David Hirsh analyzes these developments in light of what he terms “the Livingstone formulation,” after the former London mayor Ken Livingstone, one of the most egregious members of the Corbynite left:
I first named the Livingstone formulation in 2006 after Livingstone’s bizarre spat with a Jewish journalist, whom he accused of being like a Nazi. Instead of apologizing, Livingstone came back with the aggressive counteraccusation against those who said his late-night ranting had been anti-Semitic: “For far too long, the accusation of anti-Semitism has been used against anyone who is critical of the politics of the Israeli government, as I have been.”
The Livingstone principle [thus] says: if Jews complain about anti-Semitism on the left, then you should begin by assuming that they are making it up to silence criticism of Israel or to smear the left. It is an anti-Semitic conspiratorial fantasy because it doesn’t just say that Jews sometimes get it wrong, but that they know full well they’re wrong and they say it anyway to increase their power.

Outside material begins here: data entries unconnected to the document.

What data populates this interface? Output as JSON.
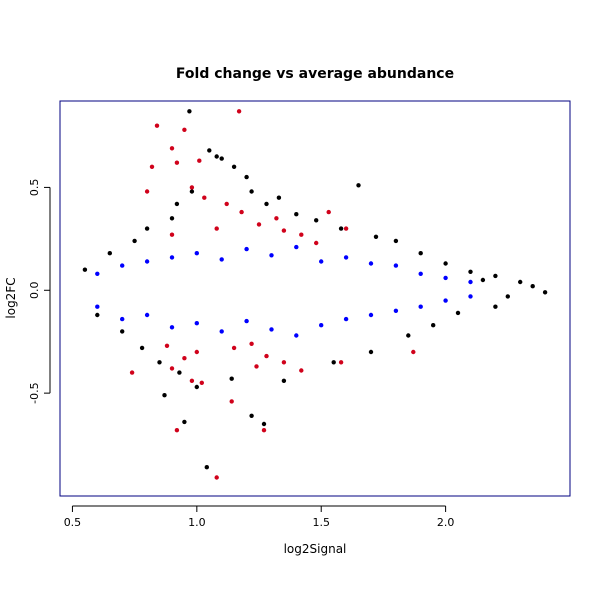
{
  "chart_data": {
    "type": "scatter",
    "title": "Fold change vs average abundance",
    "xlabel": "log2Signal",
    "ylabel": "log2FC",
    "xlim": [
      0.45,
      2.5
    ],
    "ylim": [
      -1.0,
      0.92
    ],
    "x_ticks": [
      "0.5",
      "1.0",
      "1.5",
      "2.0"
    ],
    "y_ticks": [
      "-0.5",
      "0.0",
      "0.5"
    ],
    "grid": false,
    "legend": "none",
    "colors": {
      "black": "#000000",
      "blue": "#0000ff",
      "red": "#d0021b",
      "frame": "#000080"
    },
    "series": [
      {
        "color": "black",
        "points": [
          [
            0.97,
            0.87
          ],
          [
            1.08,
            0.65
          ],
          [
            1.1,
            0.64
          ],
          [
            1.05,
            0.68
          ],
          [
            1.15,
            0.6
          ],
          [
            1.2,
            0.55
          ],
          [
            1.22,
            0.48
          ],
          [
            1.28,
            0.42
          ],
          [
            1.33,
            0.45
          ],
          [
            1.4,
            0.37
          ],
          [
            1.48,
            0.34
          ],
          [
            1.58,
            0.3
          ],
          [
            1.65,
            0.51
          ],
          [
            1.72,
            0.26
          ],
          [
            1.8,
            0.24
          ],
          [
            1.9,
            0.18
          ],
          [
            2.0,
            0.13
          ],
          [
            2.1,
            0.09
          ],
          [
            2.2,
            0.07
          ],
          [
            2.3,
            0.04
          ],
          [
            2.4,
            -0.01
          ],
          [
            2.35,
            0.02
          ],
          [
            2.25,
            -0.03
          ],
          [
            2.15,
            0.05
          ],
          [
            1.04,
            -0.86
          ],
          [
            1.22,
            -0.61
          ],
          [
            1.27,
            -0.65
          ],
          [
            0.95,
            -0.64
          ],
          [
            0.87,
            -0.51
          ],
          [
            1.0,
            -0.47
          ],
          [
            1.14,
            -0.43
          ],
          [
            1.35,
            -0.44
          ],
          [
            1.55,
            -0.35
          ],
          [
            1.7,
            -0.3
          ],
          [
            1.85,
            -0.22
          ],
          [
            1.95,
            -0.17
          ],
          [
            2.05,
            -0.11
          ],
          [
            2.2,
            -0.08
          ],
          [
            0.65,
            0.18
          ],
          [
            0.75,
            0.24
          ],
          [
            0.8,
            0.3
          ],
          [
            0.9,
            0.35
          ],
          [
            0.92,
            0.42
          ],
          [
            0.98,
            0.48
          ],
          [
            0.55,
            0.1
          ],
          [
            0.6,
            -0.12
          ],
          [
            0.7,
            -0.2
          ],
          [
            0.78,
            -0.28
          ],
          [
            0.85,
            -0.35
          ],
          [
            0.93,
            -0.4
          ]
        ]
      },
      {
        "color": "red",
        "points": [
          [
            1.17,
            0.87
          ],
          [
            0.84,
            0.8
          ],
          [
            0.95,
            0.78
          ],
          [
            0.9,
            0.69
          ],
          [
            0.92,
            0.62
          ],
          [
            0.82,
            0.6
          ],
          [
            1.01,
            0.63
          ],
          [
            0.8,
            0.48
          ],
          [
            0.98,
            0.5
          ],
          [
            1.03,
            0.45
          ],
          [
            1.12,
            0.42
          ],
          [
            1.18,
            0.38
          ],
          [
            1.25,
            0.32
          ],
          [
            1.32,
            0.35
          ],
          [
            1.35,
            0.29
          ],
          [
            1.42,
            0.27
          ],
          [
            1.48,
            0.23
          ],
          [
            1.53,
            0.38
          ],
          [
            1.6,
            0.3
          ],
          [
            0.9,
            0.27
          ],
          [
            1.08,
            0.3
          ],
          [
            1.08,
            -0.91
          ],
          [
            0.92,
            -0.68
          ],
          [
            1.27,
            -0.68
          ],
          [
            1.14,
            -0.54
          ],
          [
            1.02,
            -0.45
          ],
          [
            0.98,
            -0.44
          ],
          [
            0.9,
            -0.38
          ],
          [
            0.95,
            -0.33
          ],
          [
            1.0,
            -0.3
          ],
          [
            1.15,
            -0.28
          ],
          [
            1.24,
            -0.37
          ],
          [
            1.28,
            -0.32
          ],
          [
            1.35,
            -0.35
          ],
          [
            1.42,
            -0.39
          ],
          [
            1.58,
            -0.35
          ],
          [
            1.87,
            -0.3
          ],
          [
            0.74,
            -0.4
          ],
          [
            0.88,
            -0.27
          ],
          [
            1.22,
            -0.26
          ]
        ]
      },
      {
        "color": "blue",
        "points": [
          [
            0.6,
            0.08
          ],
          [
            0.7,
            0.12
          ],
          [
            0.8,
            0.14
          ],
          [
            0.9,
            0.16
          ],
          [
            1.0,
            0.18
          ],
          [
            1.1,
            0.15
          ],
          [
            1.2,
            0.2
          ],
          [
            1.3,
            0.17
          ],
          [
            1.4,
            0.21
          ],
          [
            1.5,
            0.14
          ],
          [
            1.6,
            0.16
          ],
          [
            1.7,
            0.13
          ],
          [
            1.8,
            0.12
          ],
          [
            1.9,
            0.08
          ],
          [
            2.0,
            0.06
          ],
          [
            2.1,
            0.04
          ],
          [
            0.6,
            -0.08
          ],
          [
            0.7,
            -0.14
          ],
          [
            0.8,
            -0.12
          ],
          [
            0.9,
            -0.18
          ],
          [
            1.0,
            -0.16
          ],
          [
            1.1,
            -0.2
          ],
          [
            1.2,
            -0.15
          ],
          [
            1.3,
            -0.19
          ],
          [
            1.4,
            -0.22
          ],
          [
            1.5,
            -0.17
          ],
          [
            1.6,
            -0.14
          ],
          [
            1.7,
            -0.12
          ],
          [
            1.8,
            -0.1
          ],
          [
            1.9,
            -0.08
          ],
          [
            2.0,
            -0.05
          ],
          [
            2.1,
            -0.03
          ]
        ]
      }
    ]
  }
}
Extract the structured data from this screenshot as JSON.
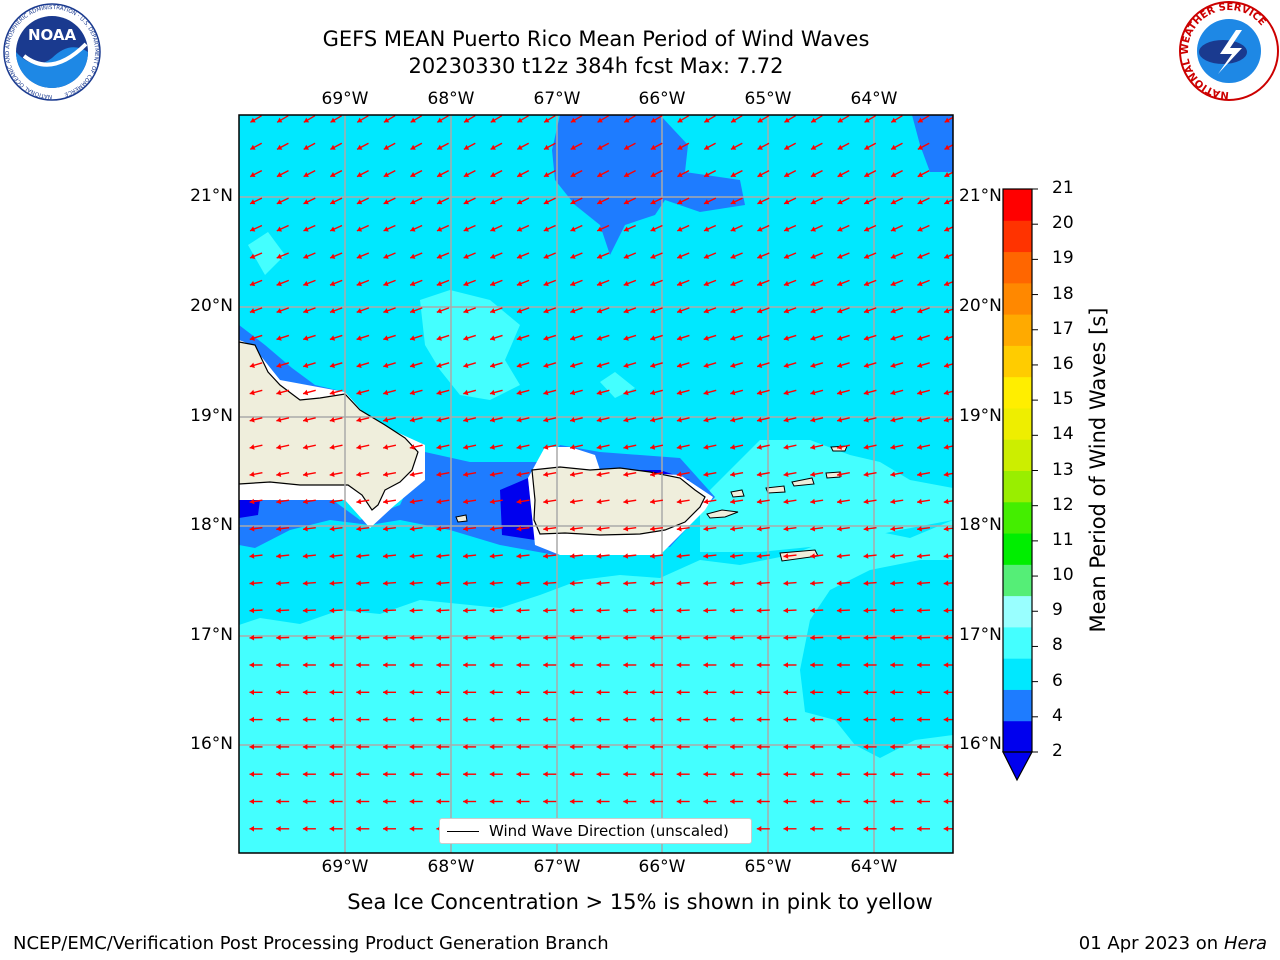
{
  "header": {
    "title_line1": "GEFS MEAN Puerto Rico Mean Period of Wind Waves",
    "title_line2": "20230330 t12z 384h fcst   Max: 7.72"
  },
  "map": {
    "lon_labels": [
      "69°W",
      "68°W",
      "67°W",
      "66°W",
      "65°W",
      "64°W"
    ],
    "lat_labels": [
      "21°N",
      "20°N",
      "19°N",
      "18°N",
      "17°N",
      "16°N"
    ],
    "legend_label": "Wind Wave Direction (unscaled)",
    "arrow_color": "#ff0000",
    "land_color": "#efeedc",
    "colors": {
      "deep_blue": "#0000ee",
      "blue": "#1e7cff",
      "cyan": "#00e8ff",
      "light_cyan": "#44ffff"
    }
  },
  "colorbar": {
    "label": "Mean Period of Wind Waves [s]",
    "ticks": [
      "21",
      "20",
      "19",
      "18",
      "17",
      "16",
      "15",
      "14",
      "13",
      "12",
      "11",
      "10",
      "9",
      "8",
      "6",
      "4",
      "2"
    ],
    "colors": [
      "#0000ee",
      "#1e7cff",
      "#00e8ff",
      "#44ffff",
      "#99ffff",
      "#55ee77",
      "#00ee00",
      "#44ee00",
      "#99ee00",
      "#ccee00",
      "#eeee00",
      "#ffee00",
      "#ffcc00",
      "#ffaa00",
      "#ff8800",
      "#ff6600",
      "#ff3300",
      "#ff0000"
    ]
  },
  "caption": "Sea Ice Concentration > 15% is shown in pink to yellow",
  "footer": {
    "left": "NCEP/EMC/Verification Post Processing Product Generation Branch",
    "right_prefix": "01 Apr 2023 on ",
    "right_host": "Hera"
  },
  "logos": {
    "noaa_text": "NOAA",
    "noaa_ring": "NATIONAL OCEANIC AND ATMOSPHERIC ADMINISTRATION · U.S. DEPARTMENT OF COMMERCE",
    "nws_ring": "NATIONAL WEATHER SERVICE"
  }
}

The Livingstone formulation is the key mode of anti-Semitic bullying mobilized against Jews on the left. It treats Jews as alien to the left and treasonous.
Huge responsibility for Labor anti-Semitism must be borne by those who did not share the crank politics but who nevertheless allowed them to take the leadership of the party. There are the layers of activists, politicians, and intellectuals who think that anti-Semitic politics was radical Communist chic; then those who think it was really all about Palestine; and those who though [Labor members] should rally around the leadership; and those who thought the Zionists were just as bad [as anti-Semites]; and those who thought we should all get along; those who were afraid to get into the fight; those who wanted to keep their jobs and their influence; . . . and those who don’t really think Corbyn was anti-Semitic but now believe that Labor won’t have a chance if it doesn’t keep the Jews happy.